Save more for your deposit
If your credit score isn’t great you can help to improve your application by saving early for a deposit to add to your mortgage.
Deposits can significantly impact your mortgage options. You should aim to save at least 10-20% of the house price, but check with different lenders to see what will be a good deposit amount to reach.
Boost your credit score
If your credit score isn’t great, remember, it’s not set in stone. You can always improve it. Pay your bills on time, reduce your outstanding debts, and avoid opening new credit accounts that you can’t afford. Over time, these efforts will all help increase your creditworthiness.
But if you’re looking to apply for a mortgage sooner than that, one of the quickest ways to grow your credit score is by getting started with Loqbox Grow.
If you don’t see yourself applying for at least six months, Loqbox Rent lets you show your rent payments on your credit history with Experian — and that doesn’t matter if you pay a landlord, local council, or friend.
If you don’t think you’ll be applying for a year or so, Loqbox Save could also help you build your credit score as you save more for the deposit. When used together, these three tools could grow your credit score by up to 300 points in the first three months. All three of these are included with a full Loqbox membership (£2.50 a week, or £99 for the yearly plan).
Improvements to your credit score are not guaranteed.

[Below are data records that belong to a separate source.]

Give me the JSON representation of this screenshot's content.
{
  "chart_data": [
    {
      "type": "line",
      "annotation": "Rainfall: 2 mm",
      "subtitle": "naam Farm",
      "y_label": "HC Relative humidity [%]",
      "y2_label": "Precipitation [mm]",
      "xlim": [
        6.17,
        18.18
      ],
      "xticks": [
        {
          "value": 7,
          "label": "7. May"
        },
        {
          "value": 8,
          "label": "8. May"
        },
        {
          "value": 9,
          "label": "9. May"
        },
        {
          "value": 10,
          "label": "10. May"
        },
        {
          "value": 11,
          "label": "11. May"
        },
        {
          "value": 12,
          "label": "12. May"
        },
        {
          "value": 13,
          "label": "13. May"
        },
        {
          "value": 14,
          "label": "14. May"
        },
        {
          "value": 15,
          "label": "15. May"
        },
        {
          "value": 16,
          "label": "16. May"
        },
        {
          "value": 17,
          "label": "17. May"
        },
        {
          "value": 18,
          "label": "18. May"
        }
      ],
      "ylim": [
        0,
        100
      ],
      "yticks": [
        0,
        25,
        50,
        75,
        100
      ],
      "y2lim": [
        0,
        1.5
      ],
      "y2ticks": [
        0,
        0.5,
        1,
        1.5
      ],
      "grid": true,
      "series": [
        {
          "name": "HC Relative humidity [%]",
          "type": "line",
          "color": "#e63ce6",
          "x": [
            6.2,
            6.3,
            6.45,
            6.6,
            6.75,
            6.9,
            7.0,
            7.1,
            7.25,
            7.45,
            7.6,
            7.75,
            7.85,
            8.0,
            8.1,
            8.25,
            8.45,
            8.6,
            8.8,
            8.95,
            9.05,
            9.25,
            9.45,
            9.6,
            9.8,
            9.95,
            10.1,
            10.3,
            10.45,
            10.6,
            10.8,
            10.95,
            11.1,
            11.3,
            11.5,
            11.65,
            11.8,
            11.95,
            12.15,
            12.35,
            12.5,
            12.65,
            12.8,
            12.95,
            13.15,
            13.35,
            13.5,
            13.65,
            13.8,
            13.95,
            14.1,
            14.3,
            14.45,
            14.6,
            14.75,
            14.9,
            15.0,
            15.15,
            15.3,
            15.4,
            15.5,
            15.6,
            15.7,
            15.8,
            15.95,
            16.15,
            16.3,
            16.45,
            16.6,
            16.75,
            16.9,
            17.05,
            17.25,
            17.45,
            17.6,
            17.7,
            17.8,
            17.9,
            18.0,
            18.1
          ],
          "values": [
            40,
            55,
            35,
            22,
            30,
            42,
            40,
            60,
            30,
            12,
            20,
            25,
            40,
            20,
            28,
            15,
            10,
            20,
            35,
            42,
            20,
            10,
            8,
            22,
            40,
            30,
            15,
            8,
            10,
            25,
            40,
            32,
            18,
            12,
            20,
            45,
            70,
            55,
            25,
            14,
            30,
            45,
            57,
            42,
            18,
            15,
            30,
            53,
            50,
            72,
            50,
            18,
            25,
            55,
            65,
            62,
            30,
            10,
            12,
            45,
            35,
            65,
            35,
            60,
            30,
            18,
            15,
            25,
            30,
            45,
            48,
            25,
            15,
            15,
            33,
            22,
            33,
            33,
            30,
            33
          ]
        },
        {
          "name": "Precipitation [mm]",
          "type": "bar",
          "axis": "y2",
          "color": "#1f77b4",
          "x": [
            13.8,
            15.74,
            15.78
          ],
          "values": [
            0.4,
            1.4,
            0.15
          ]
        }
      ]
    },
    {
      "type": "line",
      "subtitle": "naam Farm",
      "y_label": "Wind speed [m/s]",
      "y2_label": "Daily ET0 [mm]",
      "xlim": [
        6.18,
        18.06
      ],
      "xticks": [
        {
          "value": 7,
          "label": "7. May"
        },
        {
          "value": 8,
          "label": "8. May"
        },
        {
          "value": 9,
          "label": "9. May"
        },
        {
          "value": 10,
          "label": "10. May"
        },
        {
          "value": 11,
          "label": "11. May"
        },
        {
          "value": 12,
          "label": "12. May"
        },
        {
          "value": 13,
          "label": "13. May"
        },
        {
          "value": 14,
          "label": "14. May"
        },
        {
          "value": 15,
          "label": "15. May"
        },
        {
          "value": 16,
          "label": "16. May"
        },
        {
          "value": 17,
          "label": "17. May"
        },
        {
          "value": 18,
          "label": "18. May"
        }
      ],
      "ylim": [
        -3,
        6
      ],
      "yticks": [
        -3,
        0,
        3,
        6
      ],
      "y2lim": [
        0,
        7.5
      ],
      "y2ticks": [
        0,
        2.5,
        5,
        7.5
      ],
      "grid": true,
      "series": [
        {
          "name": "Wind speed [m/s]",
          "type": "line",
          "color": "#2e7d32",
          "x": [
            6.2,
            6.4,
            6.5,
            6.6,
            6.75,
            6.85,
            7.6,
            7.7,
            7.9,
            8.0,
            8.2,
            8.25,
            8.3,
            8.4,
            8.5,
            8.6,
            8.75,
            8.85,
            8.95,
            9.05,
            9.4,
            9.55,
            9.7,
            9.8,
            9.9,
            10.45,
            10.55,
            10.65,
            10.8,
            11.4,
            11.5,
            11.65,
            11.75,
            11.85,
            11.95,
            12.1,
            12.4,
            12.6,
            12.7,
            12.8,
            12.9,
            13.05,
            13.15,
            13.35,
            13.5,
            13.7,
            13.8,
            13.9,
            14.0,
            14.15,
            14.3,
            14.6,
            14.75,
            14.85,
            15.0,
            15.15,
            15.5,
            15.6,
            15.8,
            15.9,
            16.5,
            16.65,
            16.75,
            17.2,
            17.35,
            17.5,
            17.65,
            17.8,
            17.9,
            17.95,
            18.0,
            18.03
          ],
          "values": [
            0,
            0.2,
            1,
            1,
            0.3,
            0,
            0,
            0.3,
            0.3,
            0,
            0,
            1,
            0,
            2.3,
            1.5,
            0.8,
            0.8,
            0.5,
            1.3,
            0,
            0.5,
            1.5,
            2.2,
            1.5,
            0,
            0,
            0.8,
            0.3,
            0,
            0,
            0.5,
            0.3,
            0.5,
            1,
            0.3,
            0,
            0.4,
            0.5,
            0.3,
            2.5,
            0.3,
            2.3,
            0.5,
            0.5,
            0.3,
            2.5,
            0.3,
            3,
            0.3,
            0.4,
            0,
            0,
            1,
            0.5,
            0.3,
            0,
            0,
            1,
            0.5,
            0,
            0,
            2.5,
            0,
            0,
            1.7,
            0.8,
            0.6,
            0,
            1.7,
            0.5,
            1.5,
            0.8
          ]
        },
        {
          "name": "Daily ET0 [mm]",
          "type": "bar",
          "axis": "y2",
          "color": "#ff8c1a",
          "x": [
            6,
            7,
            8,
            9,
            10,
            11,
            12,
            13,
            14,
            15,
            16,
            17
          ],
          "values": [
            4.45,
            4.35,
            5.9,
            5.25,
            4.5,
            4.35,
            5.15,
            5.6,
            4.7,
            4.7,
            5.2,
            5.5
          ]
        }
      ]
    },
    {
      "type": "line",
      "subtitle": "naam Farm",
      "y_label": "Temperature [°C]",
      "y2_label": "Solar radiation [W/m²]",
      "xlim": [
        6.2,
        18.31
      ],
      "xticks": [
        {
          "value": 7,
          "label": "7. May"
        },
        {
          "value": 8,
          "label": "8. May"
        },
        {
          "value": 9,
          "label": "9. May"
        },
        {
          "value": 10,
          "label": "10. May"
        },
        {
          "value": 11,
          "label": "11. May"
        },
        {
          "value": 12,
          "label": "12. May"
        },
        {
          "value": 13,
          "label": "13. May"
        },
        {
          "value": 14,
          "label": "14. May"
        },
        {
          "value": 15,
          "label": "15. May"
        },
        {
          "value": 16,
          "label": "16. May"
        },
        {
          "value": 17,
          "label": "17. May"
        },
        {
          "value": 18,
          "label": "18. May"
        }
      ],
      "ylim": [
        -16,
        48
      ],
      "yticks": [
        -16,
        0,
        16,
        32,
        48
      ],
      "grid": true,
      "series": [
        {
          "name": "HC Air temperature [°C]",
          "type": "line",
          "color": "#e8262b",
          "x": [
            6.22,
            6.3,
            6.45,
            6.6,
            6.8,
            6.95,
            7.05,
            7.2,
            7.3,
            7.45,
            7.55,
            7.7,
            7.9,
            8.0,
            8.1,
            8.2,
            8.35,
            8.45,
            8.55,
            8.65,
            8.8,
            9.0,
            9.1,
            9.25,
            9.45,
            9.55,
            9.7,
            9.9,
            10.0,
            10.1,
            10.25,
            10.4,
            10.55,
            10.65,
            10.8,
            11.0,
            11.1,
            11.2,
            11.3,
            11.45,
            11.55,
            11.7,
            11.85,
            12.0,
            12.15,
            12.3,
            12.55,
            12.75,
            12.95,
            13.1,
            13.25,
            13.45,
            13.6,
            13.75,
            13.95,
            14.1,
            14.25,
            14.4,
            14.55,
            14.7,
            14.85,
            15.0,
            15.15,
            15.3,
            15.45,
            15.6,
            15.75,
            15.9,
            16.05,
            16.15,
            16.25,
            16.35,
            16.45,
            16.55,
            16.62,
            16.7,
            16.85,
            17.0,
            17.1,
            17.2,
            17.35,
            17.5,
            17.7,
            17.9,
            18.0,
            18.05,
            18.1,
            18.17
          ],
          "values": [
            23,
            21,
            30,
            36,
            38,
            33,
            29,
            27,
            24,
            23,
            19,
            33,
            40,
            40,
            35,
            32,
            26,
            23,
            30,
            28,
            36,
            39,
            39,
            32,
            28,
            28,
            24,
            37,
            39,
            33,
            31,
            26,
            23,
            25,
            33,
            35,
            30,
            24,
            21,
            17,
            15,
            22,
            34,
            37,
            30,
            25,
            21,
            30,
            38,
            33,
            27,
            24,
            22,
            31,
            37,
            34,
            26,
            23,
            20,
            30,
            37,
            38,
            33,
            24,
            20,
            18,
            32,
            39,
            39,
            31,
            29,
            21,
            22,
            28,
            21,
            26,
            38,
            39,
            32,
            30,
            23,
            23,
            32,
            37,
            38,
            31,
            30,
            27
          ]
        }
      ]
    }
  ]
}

Open a bank account and get on the electoral roll
Part of any credit check that a lender will do on you is to establish that you are who you say you are. If they can be confident of that, they are much more likely to consider your application. Two things that you can do right now to really help your mortgage (and generally improve your credit score) are open a bank account and get on the electoral roll.
It might seem obvious, but without a UK bank account you will likely find it extremely difficult to get a mortgage in this country. Make sure that you have one open in your name — you can use our bank account cheat sheet to help you choose the type of account that is right for you.
The Electoral Roll is a list of everybody eligible to vote in the UK. Be sure your name is listed on the Electoral Roll as this is how lenders check your identity. Register to vote here, or contact the credit reference agencies to add a note to your credit file to explain why you’re unable to (you don’t actually have to vote if you don’t want to - just be on the list!).
Seek professional advice for first-time home buyers
Shop around for great mortgage advisors who can give you expert guidance tailored to your specific needs.
Not all brokers charge a fee (they can take commission from the mortgage deal), and they can help you navigate the complex home-buying process and ensure you have a great first-time home buyer strategy including any affordable home ownership programs they recommend. They will know which lenders are likely to look at applications with low, or no, credit history, so douse their help.